Our campaign officially launches on the 1st of October 2021. Together we can stop the #deathofalliedhealth but on the 1st of October when we launch it will only be a year to go. We need to do something NOW before it’s too late. You can do this whatever way you feel best - it doesn't have to be through our campaign. If you're a nursing home let ACSA and LASA know your concern. If you're a nurse or carer let your nursing home and professional association/union know like Australian Primary Health Care Nurses Association, Australian College of Nursing, and the Australian Nurses and Midwifery Federation. Allied health you can contact your individual professional association/union as well as groups like AHPA and the Australian Physiotherapy Association and Occupational Therapy Australia and in regional areas especially SARRAH. You might also consider the Health Services Union.
Residents or seniors worried about not getting allied health if you go into nursing homes, you can let your family and the nursing home know or groups that advocate for you like Council on the Ageing, National Seniors, and Older person's advocacy network.

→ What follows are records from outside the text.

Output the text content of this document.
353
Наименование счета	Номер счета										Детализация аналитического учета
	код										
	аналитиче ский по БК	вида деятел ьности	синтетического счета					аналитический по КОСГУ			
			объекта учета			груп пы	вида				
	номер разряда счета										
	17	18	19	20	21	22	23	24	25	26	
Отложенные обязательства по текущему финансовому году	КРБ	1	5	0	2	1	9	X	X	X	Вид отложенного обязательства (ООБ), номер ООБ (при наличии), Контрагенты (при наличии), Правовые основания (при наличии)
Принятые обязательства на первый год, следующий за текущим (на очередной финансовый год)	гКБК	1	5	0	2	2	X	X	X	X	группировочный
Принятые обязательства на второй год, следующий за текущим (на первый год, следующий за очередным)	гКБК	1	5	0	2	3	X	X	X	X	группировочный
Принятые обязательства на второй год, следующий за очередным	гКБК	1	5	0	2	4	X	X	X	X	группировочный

A lot of those groups know already though. So consider writing to your MP and asking to meet to discuss your concerns. Write a letter to the editor. Contact influential aged care industry magazines like Australian Ageing Agenda and Inside Ageing who are already aware of and have written on the issue already.
Don't assume this is inevitable. It’s not. Government's are there to represent the community's voice. We can change this omission of allied health if politicians see enough public backlash on this.
Allied health needs to be separately funded in the An-acc. Let Greg Hunt and any official wanting to be elected know in whatever way you can. There's an election coming and we all know ageing is going to be a key issue. Tell anyone you can that nurses and nurses homes also need more allied health, not less.